Recently, I performed an upgrade on a Master-Slave pair at a customer site. The requirements were minimal downtime, so we used the traditional ‘upgrade slave, promote to master, rinse and repeat’ to make sure that the application was only interrupted for the duration of the flush and failover.
Once completed, I returned to the scene to check that things were as expected. I logged in, checked the processlist, the server status, and tailed the error log. Nothing unusual to be seen except that the slave’s SQL Thread had been stopped. I checked with the customer and there was no reason for this to be stopped. There were no errors or claims of manual intervention, and we don’t monitor these machines, so there were no alerts when it had happened. I proceeded to start the SQL Thread and hung around for a while. I reviewed the slave after a few minutes and it was fine. Curious, I thought. I continued with some other tasks and then flicked back to check. It had stopped again! I checked again with the customer but, ‘not us’ was the answer. It must have been mischievous goblins.
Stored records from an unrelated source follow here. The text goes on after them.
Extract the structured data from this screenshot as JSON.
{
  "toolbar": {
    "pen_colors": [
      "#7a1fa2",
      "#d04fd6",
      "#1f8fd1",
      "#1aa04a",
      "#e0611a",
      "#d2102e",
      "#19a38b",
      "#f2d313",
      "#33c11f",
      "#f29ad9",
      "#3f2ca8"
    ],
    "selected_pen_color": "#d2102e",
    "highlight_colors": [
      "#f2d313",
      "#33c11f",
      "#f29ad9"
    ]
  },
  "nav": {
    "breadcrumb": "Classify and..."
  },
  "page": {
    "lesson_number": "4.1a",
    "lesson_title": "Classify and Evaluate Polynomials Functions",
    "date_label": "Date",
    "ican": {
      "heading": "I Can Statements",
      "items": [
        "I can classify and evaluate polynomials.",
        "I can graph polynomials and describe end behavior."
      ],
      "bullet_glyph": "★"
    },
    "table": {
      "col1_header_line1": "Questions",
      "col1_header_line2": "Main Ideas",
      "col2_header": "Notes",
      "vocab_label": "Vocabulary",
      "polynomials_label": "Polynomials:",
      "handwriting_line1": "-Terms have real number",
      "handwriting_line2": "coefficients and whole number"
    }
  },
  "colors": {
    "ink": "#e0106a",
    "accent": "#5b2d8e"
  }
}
I started the SQL thread again, and after some time, the thread was down again. Odd. A few more rounds of stoppages without errors, and I began to suspect something crazy was happening. Whilst I investigated, I thought it harmless to deploy pt-restart-slave to monitor and restart the slave when it detected a stop. After all, there was no error. Worst comes to worse, the standby slave is inconsistent we can take action then. I had a brief scan of the process list at OS level and this dedicated MySQL machine was just that, running nothing else then MySQL. A quick scan of the MySQL user’s crontab showed nothing of interest.
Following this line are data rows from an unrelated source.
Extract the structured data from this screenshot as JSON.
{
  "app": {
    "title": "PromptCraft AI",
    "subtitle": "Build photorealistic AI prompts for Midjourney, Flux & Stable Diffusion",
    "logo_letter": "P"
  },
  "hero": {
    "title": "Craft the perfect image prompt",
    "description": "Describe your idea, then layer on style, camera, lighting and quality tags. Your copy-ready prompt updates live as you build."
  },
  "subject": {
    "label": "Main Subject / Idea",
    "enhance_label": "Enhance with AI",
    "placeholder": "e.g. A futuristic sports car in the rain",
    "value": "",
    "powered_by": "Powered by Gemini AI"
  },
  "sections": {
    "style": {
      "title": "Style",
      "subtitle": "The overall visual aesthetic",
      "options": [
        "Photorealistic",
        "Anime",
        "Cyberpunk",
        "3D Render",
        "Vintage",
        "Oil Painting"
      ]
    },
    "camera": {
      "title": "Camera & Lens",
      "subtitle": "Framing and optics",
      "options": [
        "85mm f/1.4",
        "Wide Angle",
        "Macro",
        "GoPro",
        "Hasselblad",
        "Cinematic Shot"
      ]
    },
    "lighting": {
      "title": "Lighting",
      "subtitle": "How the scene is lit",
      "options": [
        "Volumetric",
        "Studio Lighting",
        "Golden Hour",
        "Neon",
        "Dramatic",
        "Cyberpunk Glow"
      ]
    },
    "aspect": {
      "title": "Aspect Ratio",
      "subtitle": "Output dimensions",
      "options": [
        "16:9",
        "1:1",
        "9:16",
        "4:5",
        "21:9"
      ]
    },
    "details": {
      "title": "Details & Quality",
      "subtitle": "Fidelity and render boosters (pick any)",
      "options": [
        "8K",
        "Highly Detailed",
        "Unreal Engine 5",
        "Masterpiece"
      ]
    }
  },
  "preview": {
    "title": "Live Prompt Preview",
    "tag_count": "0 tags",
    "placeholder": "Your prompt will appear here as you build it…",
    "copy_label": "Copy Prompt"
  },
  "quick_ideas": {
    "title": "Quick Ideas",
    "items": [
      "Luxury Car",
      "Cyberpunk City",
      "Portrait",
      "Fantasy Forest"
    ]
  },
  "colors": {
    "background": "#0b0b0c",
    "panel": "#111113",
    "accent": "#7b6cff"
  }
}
I began to review the bugs db and old support tickets for ‘sql thread stopped, no error’ or similar. Understandably, there was nothing that matched my issue. Google produced some results, but nothing relevant. It was getting late in my day so I handed the troubleshooting off to my colleague on the other side of the world. Maybe he’d have a different perspective of it (wahey!). Indeed he found the culprit. He had reviewed the issue and went straight for the crontabs. He located a job in the root’s crontab that initiates a ZFS snapshot every 30 minutes. Within the script logic, it checks for the ‘skip-slave-start’ presence in the my.cnf file, and if it detects it, it’s unwilling to start your slave again. After kicking my own shins, I promptly made a promise to ALWAYS look through crontab entries (and scripts) for these potential trip-hazards.
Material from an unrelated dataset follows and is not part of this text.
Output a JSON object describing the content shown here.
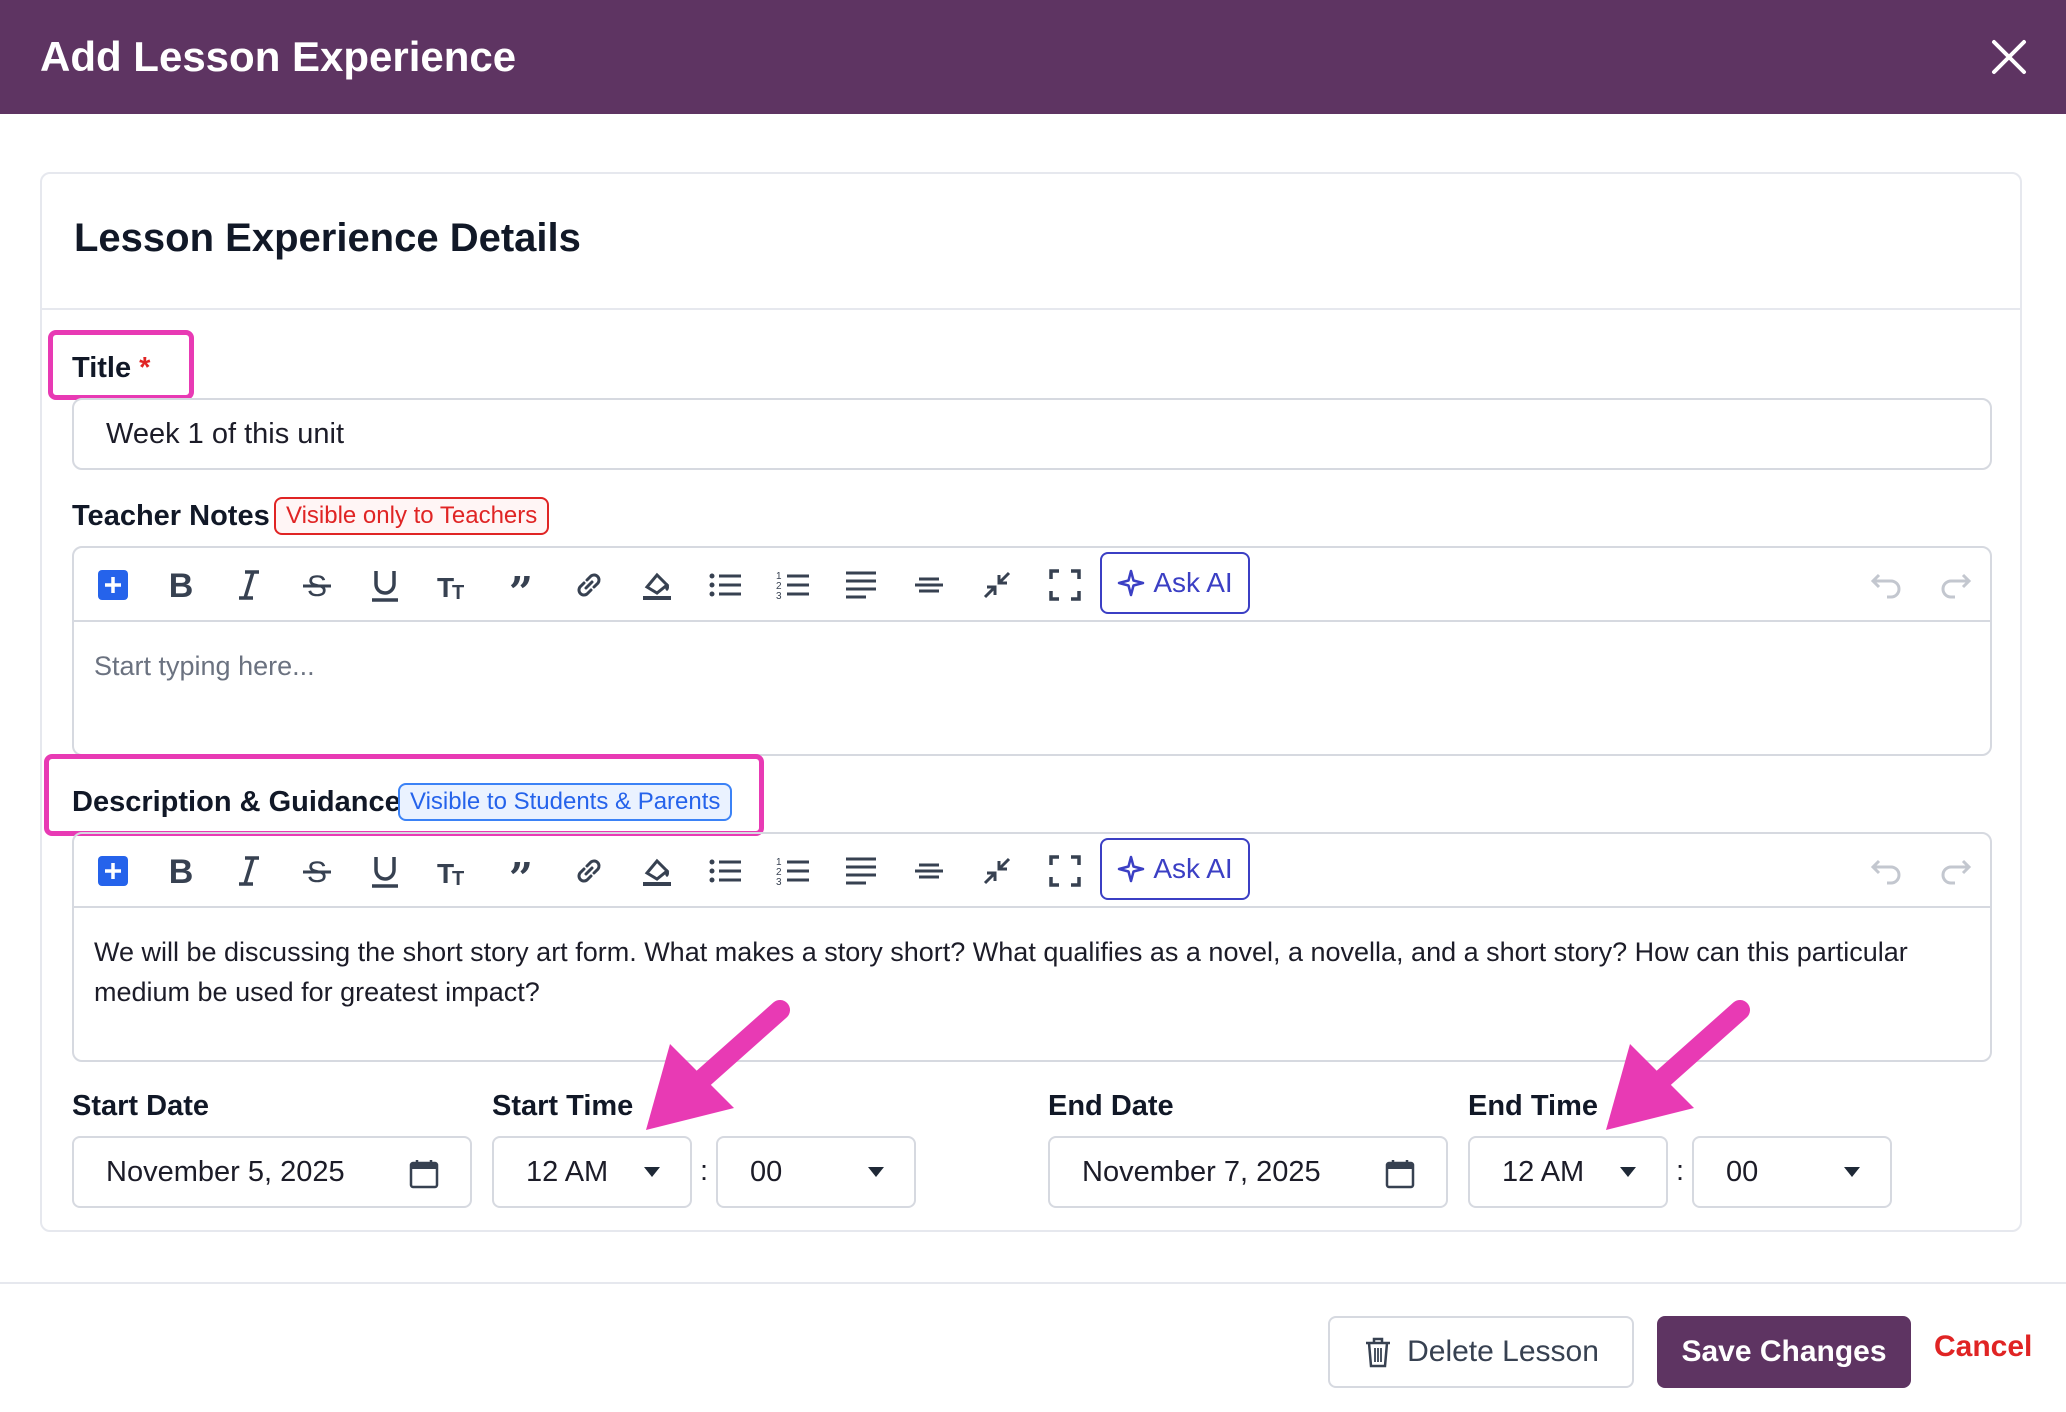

Another one! I was told another story recently by a different colleague. As part of some maintenance, a slave was rebuilt, but once it had started up it kept showing errors and killing the replication threads. Time was spent trying to find the root cause, but this was a read-only slave and the processlist didn’t show evidence of other connections being made from outside the host. Nothing in the crontab(s) was running was making writes on the machine. After plenty of head scratching the recon on the master, it transpires that the slave was built using a binary copy of the master, thus taking all server objects in the same state as the master. This included an archive job running under the event scheduler. The master was sending delete and update statements to a table where these records had already been removed. Oh how we laugh in retrospect!
Another important lesson here is that if we knew about or had documented these jobs and factored them into our execution plans, maybe we wouldn’t have spent precious time fault finding them.
We are currently having a big rework of our wiki pages internally, and this is exactly the kind of information that should be recorded for the next engineer that works on the client needs to know about, just in case. Do you maintain documentation on your environments? What practices of this nature have paid off for you?
1 Comment. Leave new
I sympathize: had a similar case with “pt-slave-delay” which I forgot about, running in the background. And the slave would periodically start, then stop again…
Also daily cleanup jobs, or sphinx read-it-all queries coming in from other servers… Need to stop the cron job on other servers as well.
This is definitely best left to an automated deployment script like “cease/resume all maintenance and major queries on server.sh”